Wiener Zeitung 1703-2023

Die Wiener Zeitung erscheint heute nach 320 Jahren zum allerletzten Mal in gedruckter Form. Was übrig bleibt wird wohl ein Zeitungszombie sein, der früher oder später ohnehin eingestellt wird.

Die Österreichische Bundesregierung hat die älteste Tageszeitung der Welt mit heute, 30. Juni 2023, abgestellt. Nach 320 Jahren erscheint die Wiener Zeitung heute zum letzten Mal. Ja, es gibt irgendein Pseudogelaber, dass sie eh online weitergeführt wird und [hier das übliche Blabla einsetzen], aber de facto ist mit heute Schluss. Sportlich übergibt die Redaktion die Staffel an die heute noch zweitälteste, morgen schon neue älteste Tageszeitung der Welt, die Hildesheimer Allgemeine.

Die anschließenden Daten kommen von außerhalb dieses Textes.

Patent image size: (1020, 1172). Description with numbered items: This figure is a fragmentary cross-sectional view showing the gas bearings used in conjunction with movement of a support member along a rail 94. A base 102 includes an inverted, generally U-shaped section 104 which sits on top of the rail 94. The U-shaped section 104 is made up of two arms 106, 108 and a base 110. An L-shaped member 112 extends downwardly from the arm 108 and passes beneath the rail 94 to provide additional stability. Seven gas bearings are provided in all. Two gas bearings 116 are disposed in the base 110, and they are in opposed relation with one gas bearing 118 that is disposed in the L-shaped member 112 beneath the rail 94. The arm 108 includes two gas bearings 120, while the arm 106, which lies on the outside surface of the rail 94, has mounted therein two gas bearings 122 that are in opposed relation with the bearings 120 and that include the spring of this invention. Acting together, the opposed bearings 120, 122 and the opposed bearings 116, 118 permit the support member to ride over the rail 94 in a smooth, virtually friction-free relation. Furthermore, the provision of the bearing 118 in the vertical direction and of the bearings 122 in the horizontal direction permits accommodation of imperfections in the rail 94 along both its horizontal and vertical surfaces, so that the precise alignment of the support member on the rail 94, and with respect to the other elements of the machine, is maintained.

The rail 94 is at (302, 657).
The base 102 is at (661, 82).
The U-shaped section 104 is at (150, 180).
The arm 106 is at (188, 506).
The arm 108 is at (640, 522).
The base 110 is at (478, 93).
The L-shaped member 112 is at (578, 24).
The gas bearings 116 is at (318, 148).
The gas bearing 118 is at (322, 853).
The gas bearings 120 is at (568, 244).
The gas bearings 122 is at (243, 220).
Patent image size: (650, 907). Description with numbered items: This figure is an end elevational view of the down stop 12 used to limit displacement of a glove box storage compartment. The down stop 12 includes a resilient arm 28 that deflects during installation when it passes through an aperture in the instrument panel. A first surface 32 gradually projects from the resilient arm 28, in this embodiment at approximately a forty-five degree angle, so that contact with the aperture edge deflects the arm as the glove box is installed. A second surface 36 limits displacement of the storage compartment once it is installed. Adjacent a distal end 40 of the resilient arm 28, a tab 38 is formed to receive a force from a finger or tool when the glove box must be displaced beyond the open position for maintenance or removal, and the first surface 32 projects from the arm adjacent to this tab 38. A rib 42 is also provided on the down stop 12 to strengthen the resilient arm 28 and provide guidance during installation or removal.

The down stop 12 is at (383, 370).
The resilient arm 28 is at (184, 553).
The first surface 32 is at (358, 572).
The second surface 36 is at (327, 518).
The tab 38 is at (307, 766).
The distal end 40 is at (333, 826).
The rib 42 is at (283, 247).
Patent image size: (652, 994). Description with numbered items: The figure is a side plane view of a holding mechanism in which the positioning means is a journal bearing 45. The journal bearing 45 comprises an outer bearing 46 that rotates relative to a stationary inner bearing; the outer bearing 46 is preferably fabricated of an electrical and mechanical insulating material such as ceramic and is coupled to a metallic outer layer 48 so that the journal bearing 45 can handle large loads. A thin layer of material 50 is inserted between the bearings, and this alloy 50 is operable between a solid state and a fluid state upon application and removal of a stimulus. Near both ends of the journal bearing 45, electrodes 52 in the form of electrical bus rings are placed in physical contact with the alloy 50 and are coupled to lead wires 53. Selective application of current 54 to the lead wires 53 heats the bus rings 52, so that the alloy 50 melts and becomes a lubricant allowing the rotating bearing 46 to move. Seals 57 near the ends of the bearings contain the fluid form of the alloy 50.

Viele Jahre lang hat die „Wiener Zeitung“ einen ganz besonderen Titel getragen. Sie ist […] die älteste noch erscheinende Tageszeitung der Welt. Es war der 8. August 1703, an dem das „Wiennerische Diarium“ erstmals erschien. Mit 1. Juli übergeben wir diese Staffel von Wien nach Niedersachsen, wo sie sozusagen unsere etwas jüngere Schwester in Empfang nimmt. Die „Hildesheimer Allgemeine Zeitung“, wie sie heute heißt, darf den 24. Juni 1705 als Geburtstag historisch für sich in Anspruch nehmen. Sie ist somit ein Jahr und etliche Monate jünger als wir.

Bernhard Baumgartner

Das Aus für die Wiener Zeitung ist nicht unumstritten:

[Der Presseclub] Concordia verweist auf Aussagen von Medienministerin Susanne Raab, die noch vor kurzem erklärt hatte, mit dem von der Regierung geplanten Umbau der Zeitung von einer Tageszeitung zu einer Mischung aus Online-Medium, Ausbildungszentrum, Verlautbarungsplattform und Content Agentur würde kein nennenswerter Stellenabbau einhergehen. „Heute wissen wir, dass dieser Beschwichtigungsversuch nicht der Wahrheit entsprach. Mit der Einstellung der Tageszeitung wird es auch zu einer Zerstörung der bisherigen Redaktion und zu einer Kündigungswelle im Unternehmen kommen. Bisher wurden mindestens 63 Verträge aufgelöst. Unter den Mitarbeiterinnen, die gehen müssen, ist das gesamte Team für Grafik und Layout, die Chefredaktion und sämtliche Ressortleiterinnen. Auch die seit 1995 erscheinende Online-Ausgabe ist somit Geschichte. Die Möglichkeit, dass das geplante Nachfolgemedium, das bereits im Juli starten soll, in derselben journalistischen Liga mitspielen kann, ist auszuschließen“, heißt es.

Wiener Zeitung

Ich vermute, die Wiener Zeitung wird durch die viele heiße Luft aus der Bundesregierung noch ein paar Jahre als eine Art Zombie-Onlinezeitung am Leben erhalten werden. Nach ein paar Jahren wird ihre Existenz in Frage gestellt werden, da sie dann – talentierte Journalist:innen werden sich nicht mit einer pro forma-Zeitung abgeben – nur noch einen Posten in der Jahresbilanz ohne journalistischen oder kulturellen Mehrwert darstellt. Abermals Posse um die endgültige Abschaffung, dann Entzug jeglicher Finanzierung und der Zeitungszombie ist endgültig Geschichte. (Die nachträgliche Argumentation wird sein, die Wiener Zeitung hätte es trotz ach so großzügiger Finanzierung nie geschafft, finanziell auf eigenen Beinen zu stehen.) Können wir uns das nicht gleich sparen und einen harten Schnitt ohne das Drama machen?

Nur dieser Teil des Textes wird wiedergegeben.